When I re-read the original post, I realized how little power we're talking about here - a 300 CI engine (or even a 225 slant 6) wouldn't be making enough power to be happy at only 20KW. And frankly, anybody not running serious machinery a lot of the time probably doesn't need more than 20KW for a house.
If this is going to be a backup generator, and you only want it for power, and only for 30-35 HP, I am going to risk derision and point out two choices you may not have considered:
1) a type 1-3 VW engine (1600 CC, big oil cooler). Or a type IV (105-130 CI) up to if you think 100 CI isn't enough to get the job done. Small, cheap, simple, parts and engines available everywhere, air cooled, so no winter water jacket worries, and easily capable of 40 HP all day long. IMPCO has made carburetors in this size range forever for forklifts and the like, so gas carburetion is cheap and simple. Downsides: They're not really all *that* reliable, require some tweaking, and they have that VW 4-cylinder burble you may not like in the back yard at full song.

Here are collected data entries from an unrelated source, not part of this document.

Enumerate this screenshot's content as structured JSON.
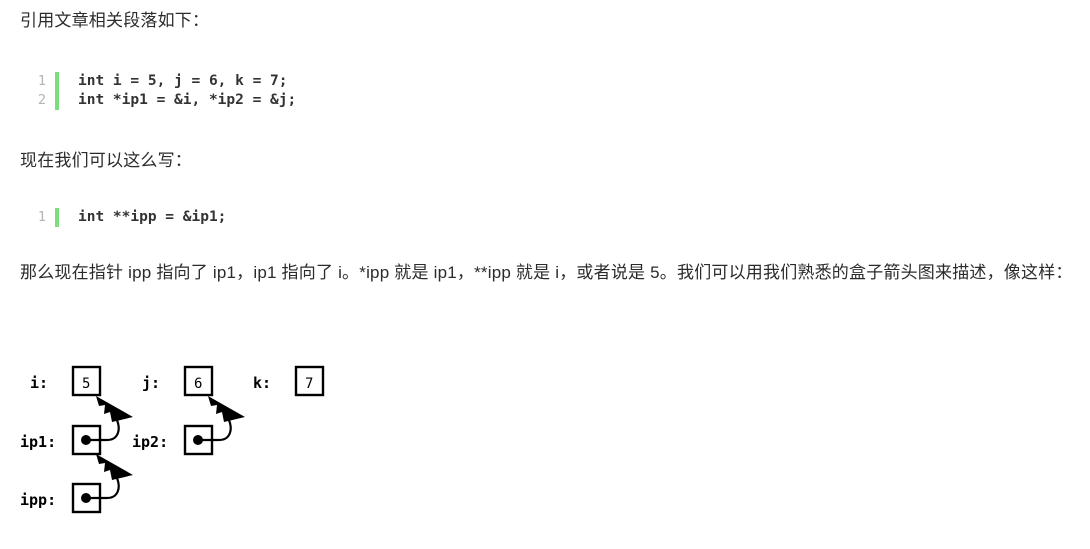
{
  "page": {
    "background_color": "#ffffff",
    "text_color": "#2b2b2b"
  },
  "intro_paragraph": "引用文章相关段落如下：",
  "second_paragraph": "现在我们可以这么写：",
  "explain_paragraph": "那么现在指针 ipp 指向了 ip1，ip1 指向了 i。*ipp 就是 ip1，**ipp 就是 i，或者说是 5。我们可以用我们熟悉的盒子箭头图来描述，像这样：",
  "code_blocks": [
    {
      "id": "code-block-1",
      "gutter_color": "#7ddc7d",
      "line_number_color": "#b4b4b4",
      "lines": [
        {
          "number": "1",
          "text": "int i = 5, j = 6, k = 7;"
        },
        {
          "number": "2",
          "text": "int *ip1 = &i, *ip2 = &j;"
        }
      ]
    },
    {
      "id": "code-block-2",
      "gutter_color": "#7ddc7d",
      "line_number_color": "#b4b4b4",
      "lines": [
        {
          "number": "1",
          "text": "int **ipp = &ip1;"
        }
      ]
    }
  ],
  "diagram": {
    "title": "box-and-arrow pointer diagram",
    "stroke_color": "#000000",
    "box_fill": "#ffffff",
    "nodes": [
      {
        "name": "i",
        "label": "i:",
        "value": "5",
        "kind": "value"
      },
      {
        "name": "j",
        "label": "j:",
        "value": "6",
        "kind": "value"
      },
      {
        "name": "k",
        "label": "k:",
        "value": "7",
        "kind": "value"
      },
      {
        "name": "ip1",
        "label": "ip1:",
        "value": "",
        "kind": "pointer"
      },
      {
        "name": "ip2",
        "label": "ip2:",
        "value": "",
        "kind": "pointer"
      },
      {
        "name": "ipp",
        "label": "ipp:",
        "value": "",
        "kind": "pointer"
      }
    ],
    "arrows": [
      {
        "from": "ip1",
        "to": "i"
      },
      {
        "from": "ip2",
        "to": "j"
      },
      {
        "from": "ipp",
        "to": "ip1"
      }
    ]
  }
}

Availability of 35 HP at 1800 RPM on the smaller engine might be a bit marginal, so you might have to go belt drive to get up to about 2500 RPM at the crank. A type 4 coluld easily drive at 1800 all day for that kind of power, but parts are kind of expensive, which leads me to:
2) a corvair engine direct drive at 1800 RPM. 35 HP at 1800 is about right for the smaller (and cheaper) 145 CI engine . Being a six-cylinder, it has smoother power pulses and (I think) a nicer exhaust note. Same lack of water jacket advantage as the VW. Use the 102 HP heads for high compression (good with methane) and run crossover pipe (cheap and common) to a single gas carburetor. Looking at a stock engine test report, max power at 1800 is about 45 HP, so 15-20 KW should be enough to keep it warm and happy with good BSFC, but not enough to be a cooling problem. Stock everything should be fine at this power level for this application - I demand a lot more of my mostly-stock van engine.
I've seen several military/industrial/stationary corvair engine installations (it was the prototype engine for the GAMA Goat, among other things). If this interests you, I can certainly help with details of such an installation.